高校生になったアキラが後輩に理不尽な振る舞いをした時には拳骨が飛びます。仲直りの印にケーキを買ってくるのがまた微笑ましいヤスです。息子に非難されると自分の顔を自分で殴りボコボコになりながら理を説きます。反抗期のアキラもこれには態度を改めることになるんですね。まぁ元々優しい性格の子だものね
赤ん坊の時に別れて以来会ったこともなかった父の病の知らせを受けたヤスは、弟(田中哲司)から父がずっと自分を案じていたことを聞かされます。ヤスの父は、息子を捨てたようになってしまったことを悔やみながら生きてきたようです。弟は父の再婚相手の連れ子なんですね。自分も父親になっているヤスは父へのわだかまりを捨て最期の父子の時を過ごすのです。

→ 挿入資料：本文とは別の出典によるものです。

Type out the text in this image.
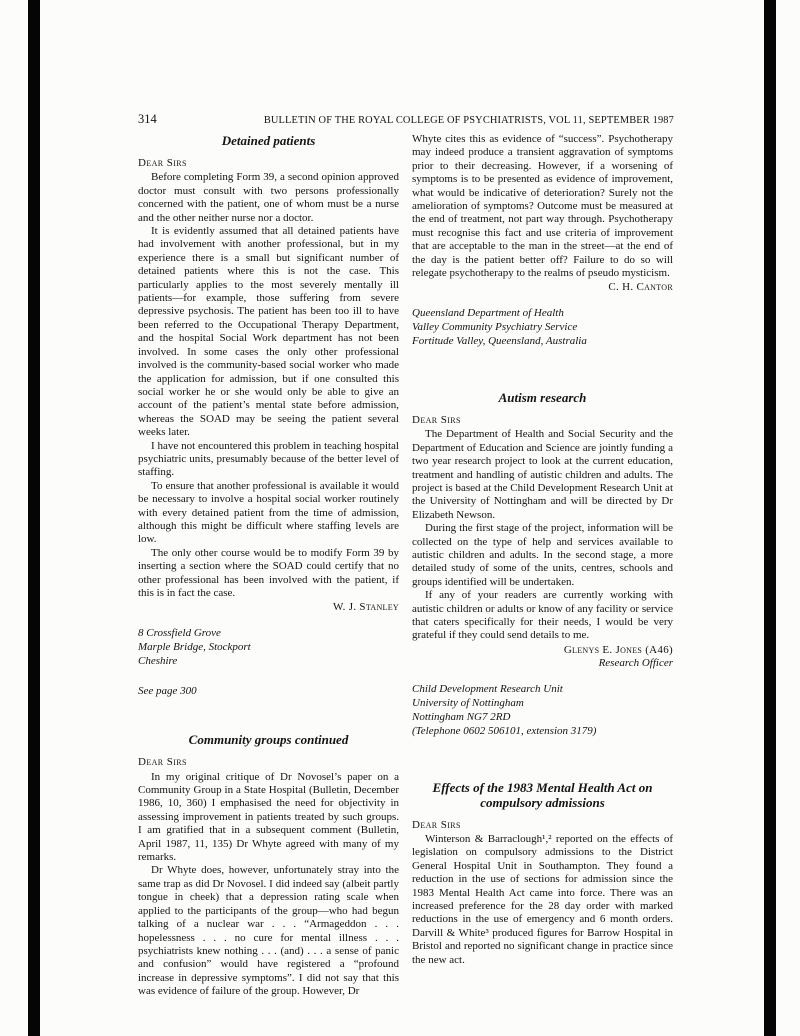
314	BULLETIN OF THE ROYAL COLLEGE OF PSYCHIATRISTS, VOL 11, SEPTEMBER 1987
Detained patients
Dear Sirs

Before completing Form 39, a second opinion approved doctor must consult with two persons professionally concerned with the patient, one of whom must be a nurse and the other neither nurse nor a doctor.

It is evidently assumed that all detained patients have had involvement with another professional, but in my experience there is a small but significant number of detained patients where this is not the case. This particularly applies to the most severely mentally ill patients—for example, those suffering from severe depressive psychosis. The patient has been too ill to have been referred to the Occupational Therapy Department, and the hospital Social Work department has not been involved. In some cases the only other professional involved is the community-based social worker who made the application for admission, but if one consulted this social worker he or she would only be able to give an account of the patient’s mental state before admission, whereas the SOAD may be seeing the patient several weeks later.

I have not encountered this problem in teaching hospital psychiatric units, presumably because of the better level of staffing.

To ensure that another professional is available it would be necessary to involve a hospital social worker routinely with every detained patient from the time of admission, although this might be difficult where staffing levels are low.

The only other course would be to modify Form 39 by inserting a section where the SOAD could certify that no other professional has been involved with the patient, if this is in fact the case.

W. J. Stanley
8 Crossfield Grove
Marple Bridge, Stockport
Cheshire
See page 300
Community groups continued
Dear Sirs

In my original critique of Dr Novosel’s paper on a Community Group in a State Hospital (Bulletin, December 1986, 10, 360) I emphasised the need for objectivity in assessing improvement in patients treated by such groups. I am gratified that in a subsequent comment (Bulletin, April 1987, 11, 135) Dr Whyte agreed with many of my remarks.

Dr Whyte does, however, unfortunately stray into the same trap as did Dr Novosel. I did indeed say (albeit partly tongue in cheek) that a depression rating scale when applied to the participants of the group—who had begun talking of a nuclear war . . . “Armageddon . . . hopelessness . . . no cure for mental illness . . . psychiatrists knew nothing . . . (and) . . . a sense of panic and confusion” would have registered a “profound increase in depressive symptoms”. I did not say that this was evidence of failure of the group. However, Dr

Whyte cites this as evidence of “success”. Psychotherapy may indeed produce a transient aggravation of symptoms prior to their decreasing. However, if a worsening of symptoms is to be presented as evidence of improvement, what would be indicative of deterioration? Surely not the amelioration of symptoms? Outcome must be measured at the end of treatment, not part way through. Psychotherapy must recognise this fact and use criteria of improvement that are acceptable to the man in the street—at the end of the day is the patient better off? Failure to do so will relegate psychotherapy to the realms of pseudo mysticism.

C. H. Cantor
Queensland Department of Health
Valley Community Psychiatry Service
Fortitude Valley, Queensland, Australia
Autism research
Dear Sirs

The Department of Health and Social Security and the Department of Education and Science are jointly funding a two year research project to look at the current education, treatment and handling of autistic children and adults. The project is based at the Child Development Research Unit at the University of Nottingham and will be directed by Dr Elizabeth Newson.

During the first stage of the project, information will be collected on the type of help and services available to autistic children and adults. In the second stage, a more detailed study of some of the units, centres, schools and groups identified will be undertaken.

If any of your readers are currently working with autistic children or adults or know of any facility or service that caters specifically for their needs, I would be very grateful if they could send details to me.

Glenys E. Jones (A46)
Research Officer
Child Development Research Unit
University of Nottingham
Nottingham NG7 2RD
(Telephone 0602 506101, extension 3179)
Effects of the 1983 Mental Health Act on compulsory admissions
Dear Sirs

Winterson & Barraclough¹,² reported on the effects of legislation on compulsory admissions to the District General Hospital Unit in Southampton. They found a reduction in the use of sections for admission since the 1983 Mental Health Act came into force. There was an increased preference for the 28 day order with marked reductions in the use of emergency and 6 month orders. Darvill & White³ produced figures for Barrow Hospital in Bristol and reported no significant change in practice since the new act.
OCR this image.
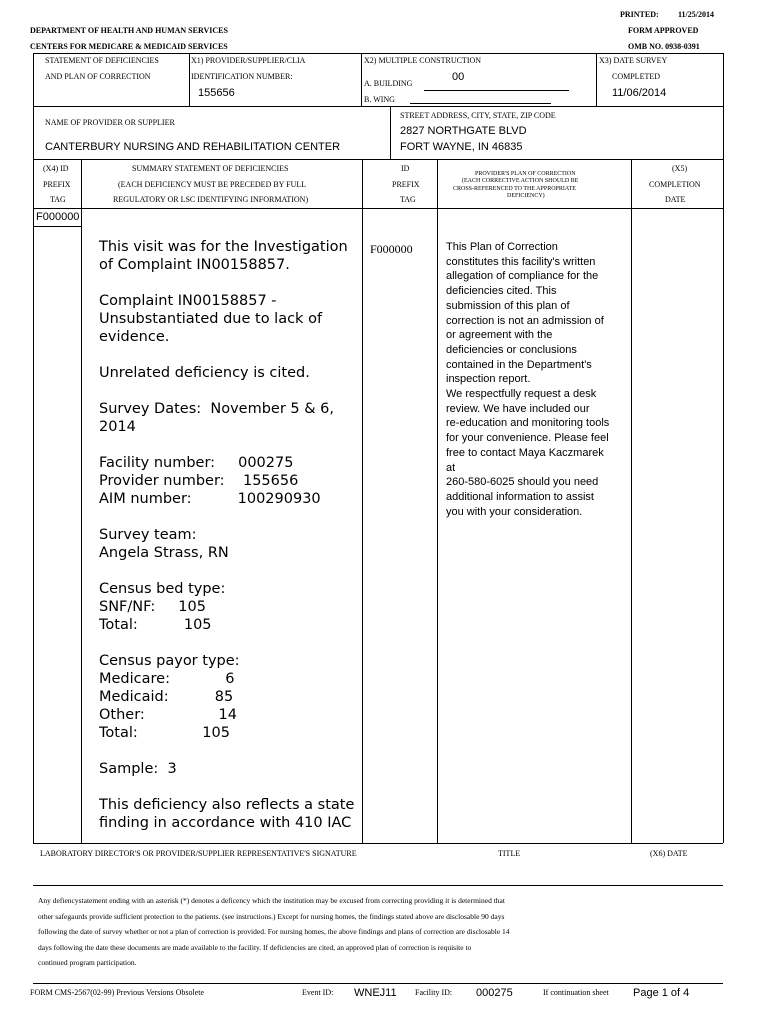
PRINTED: 11/25/2014
DEPARTMENT OF HEALTH AND HUMAN SERVICES	FORM APPROVED
CENTERS FOR MEDICARE & MEDICAID SERVICES	OMB NO. 0938-0391
STATEMENT OF DEFICIENCIES
AND PLAN OF CORRECTION
X1) PROVIDER/SUPPLIER/CLIA
IDENTIFICATION NUMBER:
155656
X2) MULTIPLE CONSTRUCTION
A. BUILDING
00
B. WING
X3) DATE SURVEY
COMPLETED
11/06/2014
NAME OF PROVIDER OR SUPPLIER
CANTERBURY NURSING AND REHABILITATION CENTER
STREET ADDRESS, CITY, STATE, ZIP CODE
2827 NORTHGATE BLVD
FORT WAYNE, IN 46835
(X4) ID
PREFIX
TAG
SUMMARY STATEMENT OF DEFICIENCIES
(EACH DEFICIENCY MUST BE PRECEDED BY FULL
REGULATORY OR LSC IDENTIFYING INFORMATION)
ID
PREFIX
TAG
PROVIDER'S PLAN OF CORRECTION
(EACH CORRECTIVE ACTION SHOULD BE
CROSS-REFERENCED TO THE APPROPRIATE
DEFICIENCY)
(X5)
COMPLETION
DATE
F000000
This visit was for the Investigation
of Complaint IN00158857.

Complaint IN00158857 -
Unsubstantiated due to lack of
evidence.

Unrelated deficiency is cited.

Survey Dates:  November 5 & 6,
2014

Facility number:     000275
Provider number:    155656
AIM number:          100290930

Survey team:
Angela Strass, RN

Census bed type:
SNF/NF:     105
Total:          105

Census payor type:
Medicare:            6
Medicaid:          85
Other:                14
Total:              105

Sample:  3

This deficiency also reflects a state
finding in accordance with 410 IAC
F000000	This Plan of Correction
constitutes this facility's written
allegation of compliance for the
deficiencies cited. This
submission of this plan of
correction is not an admission of
or agreement with the
deficiencies or conclusions
contained in the Department's
inspection report.
We respectfully request a desk
review. We have included our
re-education and monitoring tools
for your convenience. Please feel
free to contact Maya Kaczmarek
at
260-580-6025 should you need
additional information to assist
you with your consideration.
LABORATORY DIRECTOR'S OR PROVIDER/SUPPLIER REPRESENTATIVE'S SIGNATURE	TITLE	(X6) DATE
Any defiencystatement ending with an asterisk (*) denotes a deficency which the institution may be excused from correcting providing it is determined that
other safegaurds provide sufficient protection to the patients. (see instructions.) Except for nursing homes, the findings stated above are disclosable 90 days
following the date of survey whether or not a plan of correction is provided. For nursing homes, the above findings and plans of correction are disclosable 14
days following the date these documents are made available to the facility. If deficiencies are cited, an approved plan of correction is requisite to
continued program participation.
FORM CMS-2567(02-99) Previous Versions Obsolete	Event ID: WNEJ11 Facility ID: 000275	If continuation sheet Page 1 of 4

地元を離れ東京の大学に進学したいというアキラに、素直に寂しさを伝えられず意固地になる姿はどっちが親やねん!ですが、この頃には既にアキラの方が「大人」な感じです。意地を張りながらも、家を離れるアキラへエールを送るヤスと、敢えて車を止めずに去っていくアキラ。切なさと温かさが交差する場面です。
たえ子が嫁ぎ先に置いてきた娘の泰子(木竜麻生)が母を訪ねてきた時のエピソードも、農家ならではの時代感覚と偏見による苛めという背景を鑑みれば、なかなか泣けるお話ではありますが、今の若者には理解共感できるのかな?とも思いました。
そして昭和63年。大学入学以来、一度も帰って来ないアキラをヤスが訪ねていきます。アキラの勤め先の出版社の守衛(嶋田久作)に止められているところを由美(杏)が通りかかって助け船を出し、編集長(豊原功補)からアキラの入社試験の作文を渡されたヤス。そこにはアキラが亡き海雲から妻の死の真相を知らされていたこと、父への感謝の気持ちが書かれていました。久々の父子の再会はしかし、アキラがバツイチ子持ちで年上の由美と交際していることを告げられ決裂します。これも、今ならそこまで受け入れられないこと?と感じてしまいますが、30年以上前の感覚なら・・・そうだったっけかなぁ??
更に一年後。由美を連れて帰郷したアキラは再びヤスに彼女と結婚すると伝えます。意固地なヤスも、照雲の機転に思わず由美を庇い本音を語ります。祭りの神輿を父子で担ぐ姿に「とんびが鷹を生んだのではなく親子鷹だ!」のセリフが生きてくるシーンです
由美と連れ子の健介とアキラと訪れた海辺は、昔幼いアキラと親子三人で出かけた場所です。ヤスの目に過去の幸せな光景が浮かび、それは現在にリンクしていきます。彼は再び「家族」を手に入れたのです。
時は流れ・・・どうやらヤスの葬儀の準備をしているらしいアキラ一家。健介(井之脇海)と、あの時由美のお腹にいた美月(田辺桃子)が遺影の写真を選んでいます。
破天荒なヤスの人生の終わりは穏やかだったかはともかく幸福だったと感じさせるラストでした。